Sound Salvation: Now-Again Records

The preservation of valuable cultural artifacts is rarely this funky.
Now-Again Records presents music from around the world – often rife with wonderfully ragged guitar tones and head-nodding drum grooves – much of which might otherwise have vanished into past decades and obscure music scenes.
“I try to find music that I think deserves a second chance,” says 33-year-old label founder Eothen “Egon” Alapatt. “It’s for the greater good. This music needs to be saved.”
Two prime examples are last year’s Texas Thunder Soul 1968-1974 – a collection of recordings by the Kashmere Stage Band – a high school jazz band from Houston that played astoundingly accomplished funk, soul and jazz and Back from the Brink: Pre-Revolution Psychedelic Rock from Iran: 1973-1979, which is an impressive 2-CD set compiling the work of Iranian guitarist, singer, songwriter and bandleader Kourosh Yaghmaei.
Last year, Now-Again also produced a globe-spanning compilation of funk, psychedelia and rock from Zambia, Brazil, Germany, Turkey and beyond titled Where Are You From? selected by former creative director Christophe Lemaire of Lacoste clothing and a three volume set dubbed True Soul: Deep Sounds from the Left of Stax.
And in 2010, the label released Those Shocking, Shaking Days, an aggressively researched compilation of Indonesian hard rock, psychedelia, prog and funk from 1970 to 1978.
All of the CDs are beautifully packaged with extensive notes, appreciations, mind-blowing color reproductions of album colors and promo shots of the artists, foldout cases – in some cases, with posters and DVDs documenting the making of the compilations.
Alapatt – who started the Los Angeles-based label in 2002 – began collecting records at the age of 12 and approaches each re-issue with a record-fan’s zeal for deeply obscure and hard-to-find music and an eye for vinyl-hound production qualities.
If there’s a thread linking the releases – other than that the records all having a strong whiff of funk – Alapatt says its “fringe music.” It might be that the recordings display a kind of freedom and global awareness of popular culture that emerged in places where such expressions weren’t necessarily smiled upon: the conformity-minded sphere of a public high school band room or the repressive settings of countries with conservative religious elements in times of political uncertainty like Iran or Indonesia.

The ways that black-derived, African-diasporic American popular music has influenced the world and vice versa is another unifying factor in the Now-Again catalog.
If the British Invasion was drawing inspiration from American blues, and then nodding toward India and Asia with drones, elements of raga and other far-flung influences, then the same thing was happening in other parts of the world.
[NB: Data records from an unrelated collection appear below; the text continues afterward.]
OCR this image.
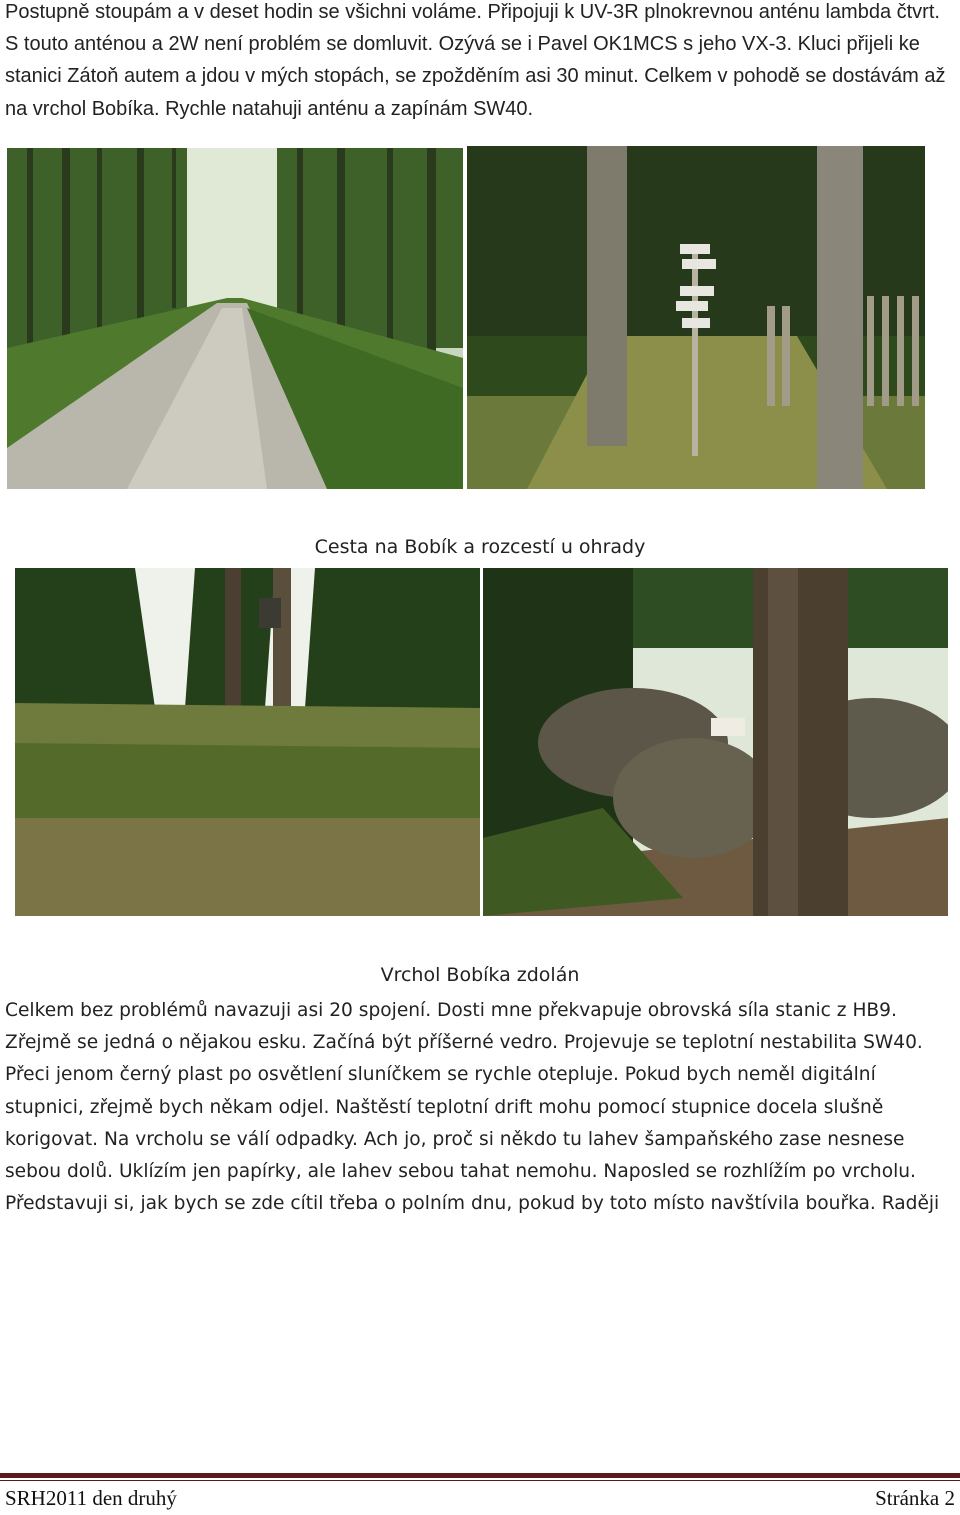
Postupně stoupám a v deset hodin se všichni voláme. Připojuji k UV-3R plnokrevnou anténu lambda čtvrt. S touto anténou a 2W není problém se domluvit. Ozývá se i Pavel OK1MCS s jeho VX-3. Kluci přijeli ke stanici Zátoň autem a jdou v mých stopách, se zpožděním asi 30 minut. Celkem v pohodě se dostávám až na vrchol Bobíka. Rychle natahuji anténu a zapínám SW40.

Cesta na Bobík a rozcestí u ohrady

Vrchol Bobíka zdolán

Celkem bez problémů navazuji asi 20 spojení. Dosti mne překvapuje obrovská síla stanic z HB9. Zřejmě se jedná o nějakou esku. Začíná být příšerné vedro. Projevuje se teplotní nestabilita SW40. Přeci jenom černý plast po osvětlení sluníčkem se rychle otepluje. Pokud bych neměl digitální stupnici, zřejmě bych někam odjel. Naštěstí teplotní drift mohu pomocí stupnice docela slušně korigovat. Na vrcholu se válí odpadky. Ach jo, proč si někdo tu lahev šampaňského zase nesnese sebou dolů. Uklízím jen papírky, ale lahev sebou tahat nemohu. Naposled se rozhlížím po vrcholu. Představuji si, jak bych se zde cítil třeba o polním dnu, pokud by toto místo navštívila bouřka. Raději

SRH2011 den druhý	Stránka 2
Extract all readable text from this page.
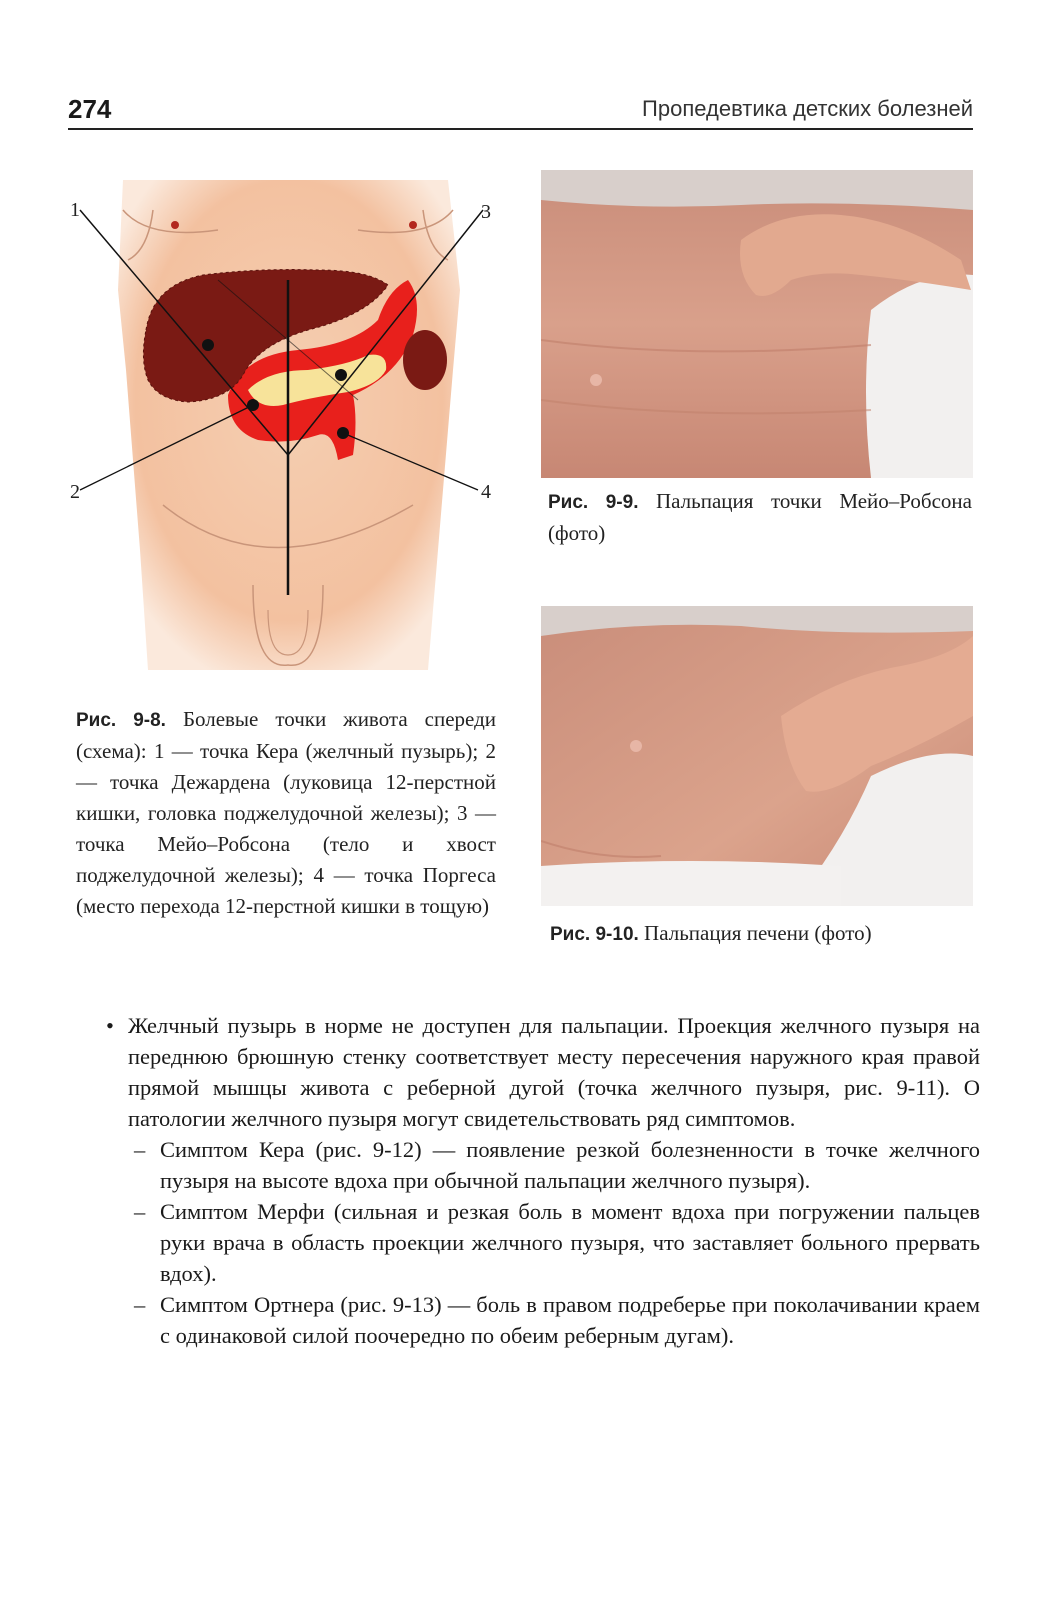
274	Пропедевтика детских болезней
1	3
2	4
Рис. 9-8. Болевые точки живота спереди (схема): 1 — точка Кера (желчный пузырь); 2 — точка Дежардена (луковица 12-перстной кишки, головка поджелудочной железы); 3 — точка Мейо–Робсона (тело и хвост поджелудочной железы); 4 — точка Поргеса (место перехода 12-перстной кишки в тощую)
Рис. 9-9. Пальпация точки Мейо–Робсона (фото)
Рис. 9-10. Пальпация печени (фото)
• Желчный пузырь в норме не доступен для пальпации. Проекция желчного пузыря на переднюю брюшную стенку соответствует месту пересечения наружного края правой прямой мышцы живота с реберной дугой (точка желчного пузыря, рис. 9-11). О патологии желчного пузыря могут свидетельствовать ряд симптомов.
– Симптом Кера (рис. 9-12) — появление резкой болезненности в точке желчного пузыря на высоте вдоха при обычной пальпации желчного пузыря).
– Симптом Мерфи (сильная и резкая боль в момент вдоха при погружении пальцев руки врача в область проекции желчного пузыря, что заставляет больного прервать вдох).
– Симптом Ортнера (рис. 9-13) — боль в правом подреберье при поколачивании краем с одинаковой силой поочередно по обеим реберным дугам).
Only the process was inverted.
For instance, British and American music left a stamp on Yaghmaei’s Iranian rock, which veers from crooning to crushing. He was paying close attention to The Rolling Stones – he says as much in the liner notes – and you can hear it. But Yaghmaei didn’t need the sex or drugs to arrive at rock music with a Near-Eastern sound.
The route of influence was similar with the wide-ranging Indonesian bands on the Those Shocking, Shaking Days compilation. On the disc’s opening track “Haai,” the band Panbers announces its affinity for the Stones, The Beatles and Led Zeppelin. Deeper in, some of the bands’ songs sound like Deep Purple outtakes; some – like The Brims – could pass for Can; others – like the amazing Ariesta Birawa Group – don’t sound like anything you’ve ever heard before. A few of these acts were superstars, like the heavy Duo Kribo, but many of these Indonesian funk bands and rockers were footnotes on the Indonesian music scene. These recordings – some of which were salvaged from imperfect vinyl pressings or wonky cassette copies – could have slipped into oblivion.
“I want these records to be able to tell a story,” says Alapatt, who up until July 2011, ran the hip-hop label Stones Throw and continues to manage one of the its most popular artists like the rapper/producer Madlib.
The label isn’t limited to archival projects though, as recent releases have showcased Swiss (Dimlite) and Californian (MRR–ADM) drum-centric electronica pastiches. The point of connection between the obscure slabs of vinyl and experimental club music might seem faint, but Now-Again’s releases are clearly made for that subspecies of vinyl-obsessive, crate-digging music nerds – basically, DJs.
This year, Now-and-Again has major projects of fuzzed-out rock from the southern African nation of Zambia and a set of unusual funk from Nigeria in its pipeline.
“I’m very proud of my role as an archivist,” says Alapatt. “I’ve always thought that a record collector is an archivist, even if he’s only sharing it with a limited number of people who cross the threshold and listen to his records with him.”